U.S. President Donald Trump looks on during a press briefing at the White House, on the one-year mark into his second term in office, in Washington, D.C., U.S., January 20, 2026. REUTERS Nathan Howard
President Donald Trump’s crusade against Federal Reserve Chairman Jerome Powell is motivated by Powell’s refusal to lower interest rate for Trump — and yet, as one economics expert pointed out, Trump’s vendetta is keeping inflation high.
“The person that Donald Trump wants to appoint to succeed Jerome Powell is this guy, Kevin Warsh, who his entire career was known as an inflation hawk, basically wanted tighter monetary policy,” economics journalist Catherine Rampell told conservative website The Bulwark’s Andrew Egger on Wednesday. “But lo and behold, [he] has changed his tune just in time to accept this nomination. And now he wants looser monetary policy, i.e. the lower interest rates that Donald Trump just coincidentally also happens to want.”

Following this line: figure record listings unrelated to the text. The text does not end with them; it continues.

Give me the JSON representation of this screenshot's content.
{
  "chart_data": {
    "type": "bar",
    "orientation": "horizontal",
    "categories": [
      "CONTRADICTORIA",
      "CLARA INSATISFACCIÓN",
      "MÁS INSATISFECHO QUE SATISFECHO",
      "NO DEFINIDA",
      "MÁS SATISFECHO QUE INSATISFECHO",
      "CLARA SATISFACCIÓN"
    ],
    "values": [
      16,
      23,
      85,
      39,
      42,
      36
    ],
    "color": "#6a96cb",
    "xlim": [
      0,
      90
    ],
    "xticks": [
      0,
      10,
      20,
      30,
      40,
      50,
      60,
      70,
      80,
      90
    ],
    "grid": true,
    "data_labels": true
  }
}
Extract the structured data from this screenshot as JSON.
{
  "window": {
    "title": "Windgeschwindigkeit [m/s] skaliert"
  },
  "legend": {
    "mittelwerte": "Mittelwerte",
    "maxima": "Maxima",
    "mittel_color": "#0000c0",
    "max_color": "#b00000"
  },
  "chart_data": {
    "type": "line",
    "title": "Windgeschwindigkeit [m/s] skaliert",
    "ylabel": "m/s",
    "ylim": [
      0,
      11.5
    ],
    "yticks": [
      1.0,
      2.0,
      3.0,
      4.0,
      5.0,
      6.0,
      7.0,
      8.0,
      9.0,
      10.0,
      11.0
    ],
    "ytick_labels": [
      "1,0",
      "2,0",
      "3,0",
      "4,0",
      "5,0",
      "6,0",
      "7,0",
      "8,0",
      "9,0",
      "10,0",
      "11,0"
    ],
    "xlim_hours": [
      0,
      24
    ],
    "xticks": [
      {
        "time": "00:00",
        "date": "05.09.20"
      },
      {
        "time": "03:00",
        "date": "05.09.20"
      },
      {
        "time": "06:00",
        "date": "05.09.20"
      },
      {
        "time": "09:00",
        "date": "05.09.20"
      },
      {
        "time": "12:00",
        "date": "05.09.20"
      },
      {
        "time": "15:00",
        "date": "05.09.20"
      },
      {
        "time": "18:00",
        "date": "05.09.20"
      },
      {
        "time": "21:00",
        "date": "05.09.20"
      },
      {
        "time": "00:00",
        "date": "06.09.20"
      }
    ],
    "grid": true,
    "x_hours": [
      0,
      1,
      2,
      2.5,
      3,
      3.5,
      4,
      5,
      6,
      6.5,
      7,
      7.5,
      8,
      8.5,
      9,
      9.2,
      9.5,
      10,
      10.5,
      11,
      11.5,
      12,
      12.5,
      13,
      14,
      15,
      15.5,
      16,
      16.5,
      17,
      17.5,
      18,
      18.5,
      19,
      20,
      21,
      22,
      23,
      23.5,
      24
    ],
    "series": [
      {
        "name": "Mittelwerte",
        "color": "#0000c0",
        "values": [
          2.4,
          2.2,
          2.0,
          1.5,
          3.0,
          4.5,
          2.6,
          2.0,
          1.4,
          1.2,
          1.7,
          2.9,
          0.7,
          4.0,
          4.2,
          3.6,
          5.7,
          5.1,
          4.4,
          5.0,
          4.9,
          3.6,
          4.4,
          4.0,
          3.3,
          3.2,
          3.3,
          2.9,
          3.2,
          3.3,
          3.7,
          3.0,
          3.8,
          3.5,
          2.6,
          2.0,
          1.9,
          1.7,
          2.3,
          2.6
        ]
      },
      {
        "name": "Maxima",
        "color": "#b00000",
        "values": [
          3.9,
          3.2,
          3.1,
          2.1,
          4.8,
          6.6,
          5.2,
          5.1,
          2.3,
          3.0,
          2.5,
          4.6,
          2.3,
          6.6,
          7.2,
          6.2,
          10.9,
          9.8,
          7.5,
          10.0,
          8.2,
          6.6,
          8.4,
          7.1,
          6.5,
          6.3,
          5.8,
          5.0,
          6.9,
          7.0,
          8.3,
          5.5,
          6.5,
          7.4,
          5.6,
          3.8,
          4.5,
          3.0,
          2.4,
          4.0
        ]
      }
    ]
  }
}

Rampell added, “He normally would sail through this confirmation process no problem, except for the fact that Thom Tillis, the senator from North Carolina who is retiring, has said: I like Kevin Warsh, but I will not allow any Fed appointment to go through … until Donald Trump drops this bogus investigation of Jerome Powell.”
Yet because Trump will not stop his politically-motivated prosecution of Powell, whose term expires in roughly a month anyway, he is undermining his own economic agenda. Trump’s war on Powell matches his attempt to fire other members of the Fed, Lisa Cook — a move that is also working its way through the Supreme Court, Rampell added.
The courts and Wall Street are not oblivious to his behavior, said Rampell, and it is undermining their faith in America’s financial institutions.
“This is really bad for inflation — the one thing that Donald Trump claimed he would deliver,” Rampell explained. “By trying to politicize the Fed, he is likely to, in the long run, make the Fed's ability to promote price stability and low inflation much worse.”
Pro-Trump entertainers like Fox Business network’s Maria Bartiromo tried to spin the level of inflation as good by arguing “the price shocks from crude oil are transitory.”
“It could have been a lot worse," Bartiromo said.
But spin like this is not working, and Trump’s hopes of prosecuting Powell are floundering in the “most basic steps of criminal investigations," according to the New York Times.
"The latest setback in the president's retribution campaign came on Friday when Judge James E. Boasberg of Federal District Court in Washington quashed grand jury subpoenas to the central bank for information about the renovations underway at its headquarters and Mr. Powell's testimony to Congress about them," reports the Times.